I have an older 52" RCA TV that has a DVI input, and not an HDMI one. THis TV was connected to an older DIsh 811 receiver using a DVI connection.

Now, I use a HDMI->DVI cable to connect the 211 receiver to the TV.

When the receiver is set for 1080i / 16x9 mode the image is slightly zoomed and offcenter (towards the bottom left).

When the receiver is set for 1080i /4x3 mode the same thing happens...

When the receiver is set to either 480p or 480i, the picture is the right size and perfectly centered.

I connected my LCD to the same receiver (using HDMI<->HDMI) cable and in all modes the picture was perfectly sized and centered) to make sure that the 211 was ok.

This leads me to belive that the problem is due to the HDMI->DVI cable. (since the image from the older Dish 811 receiver, when set to 1080i, was perfectly sized and centered on the same TV) .

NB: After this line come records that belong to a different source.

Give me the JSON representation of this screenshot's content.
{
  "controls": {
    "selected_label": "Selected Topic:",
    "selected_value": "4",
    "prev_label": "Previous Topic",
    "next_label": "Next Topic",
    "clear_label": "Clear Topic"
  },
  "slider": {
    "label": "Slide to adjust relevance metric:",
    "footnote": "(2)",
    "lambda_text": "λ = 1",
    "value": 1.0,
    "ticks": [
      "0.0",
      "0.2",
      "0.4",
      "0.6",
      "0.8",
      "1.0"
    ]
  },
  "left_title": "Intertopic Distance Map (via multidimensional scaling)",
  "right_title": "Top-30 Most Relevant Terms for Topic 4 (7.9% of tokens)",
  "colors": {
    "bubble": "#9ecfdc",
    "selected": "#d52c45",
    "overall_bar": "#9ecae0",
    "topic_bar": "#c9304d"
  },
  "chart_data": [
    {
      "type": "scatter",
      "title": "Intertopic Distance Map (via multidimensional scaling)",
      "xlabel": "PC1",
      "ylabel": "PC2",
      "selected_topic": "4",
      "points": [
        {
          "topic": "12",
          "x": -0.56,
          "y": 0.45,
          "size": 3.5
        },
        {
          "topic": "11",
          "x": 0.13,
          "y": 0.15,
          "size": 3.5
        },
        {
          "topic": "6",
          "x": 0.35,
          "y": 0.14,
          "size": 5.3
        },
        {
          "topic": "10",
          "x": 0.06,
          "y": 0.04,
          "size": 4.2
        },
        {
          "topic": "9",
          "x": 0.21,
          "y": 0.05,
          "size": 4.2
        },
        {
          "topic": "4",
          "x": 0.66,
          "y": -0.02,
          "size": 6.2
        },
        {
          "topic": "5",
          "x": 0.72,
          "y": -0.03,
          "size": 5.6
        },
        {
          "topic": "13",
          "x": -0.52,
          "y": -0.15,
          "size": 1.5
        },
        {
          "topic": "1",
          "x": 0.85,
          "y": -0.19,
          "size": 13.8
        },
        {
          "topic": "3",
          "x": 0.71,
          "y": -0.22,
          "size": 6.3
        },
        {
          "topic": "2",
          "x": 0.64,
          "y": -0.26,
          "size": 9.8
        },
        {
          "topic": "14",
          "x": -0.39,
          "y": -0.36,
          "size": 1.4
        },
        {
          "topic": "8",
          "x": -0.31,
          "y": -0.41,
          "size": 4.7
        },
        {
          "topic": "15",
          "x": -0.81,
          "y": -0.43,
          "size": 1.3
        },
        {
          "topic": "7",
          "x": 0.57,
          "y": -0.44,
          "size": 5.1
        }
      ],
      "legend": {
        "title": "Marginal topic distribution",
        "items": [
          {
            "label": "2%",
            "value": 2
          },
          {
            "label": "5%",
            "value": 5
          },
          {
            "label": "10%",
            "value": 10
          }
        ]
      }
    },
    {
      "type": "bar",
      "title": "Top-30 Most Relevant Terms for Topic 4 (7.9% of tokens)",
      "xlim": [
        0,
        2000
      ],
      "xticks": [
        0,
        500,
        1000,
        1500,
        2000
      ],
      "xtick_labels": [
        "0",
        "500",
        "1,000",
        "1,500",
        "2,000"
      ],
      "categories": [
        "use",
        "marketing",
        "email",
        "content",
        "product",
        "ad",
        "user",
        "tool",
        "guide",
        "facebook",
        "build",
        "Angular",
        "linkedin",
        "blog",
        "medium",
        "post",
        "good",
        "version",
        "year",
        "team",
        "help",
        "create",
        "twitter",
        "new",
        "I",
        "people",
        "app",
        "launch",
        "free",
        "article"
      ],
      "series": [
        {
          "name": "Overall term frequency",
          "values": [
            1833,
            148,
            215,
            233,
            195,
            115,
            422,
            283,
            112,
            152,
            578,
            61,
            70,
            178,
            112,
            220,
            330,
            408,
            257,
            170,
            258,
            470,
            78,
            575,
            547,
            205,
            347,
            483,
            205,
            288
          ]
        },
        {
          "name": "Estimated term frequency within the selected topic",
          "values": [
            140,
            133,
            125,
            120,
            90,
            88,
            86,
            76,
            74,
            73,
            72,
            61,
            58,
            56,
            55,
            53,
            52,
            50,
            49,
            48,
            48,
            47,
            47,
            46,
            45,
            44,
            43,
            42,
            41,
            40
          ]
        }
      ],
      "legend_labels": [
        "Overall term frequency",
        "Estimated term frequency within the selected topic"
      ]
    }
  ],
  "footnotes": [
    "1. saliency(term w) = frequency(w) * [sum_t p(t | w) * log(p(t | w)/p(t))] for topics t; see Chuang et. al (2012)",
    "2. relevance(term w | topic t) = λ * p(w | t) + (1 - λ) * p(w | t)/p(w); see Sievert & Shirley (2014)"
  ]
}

Has anyone else experienced this, and is there a work around for this problem??

Thanks


----------



## John W (Dec 20, 2005)

ThePack8izer said:


> Hi
> 
> I have an older 52" RCA TV that has a DVI input, and not an HDMI one. THis TV was connected to an older DIsh 811 receiver using a DVI connection.
> 
> ...


Same here, no work around I've heard of.On the 811 you could adjust pic up and down and in conjunction with my tv's ability to adjust side to side I had everything perfect on it.Not with the 211.


----------



## ThePack8izer (Dec 27, 2006)

John W said:


> Same here, no work around I've heard of.On the 811 you could adjust pic up and down and in conjunction with my tv's ability to adjust side to side I had everything perfect on it.Not with the 211.


Oh well...

Even with component video, though the picture is centered (horizontally) it still appears to be a bit stretched vertically.


----------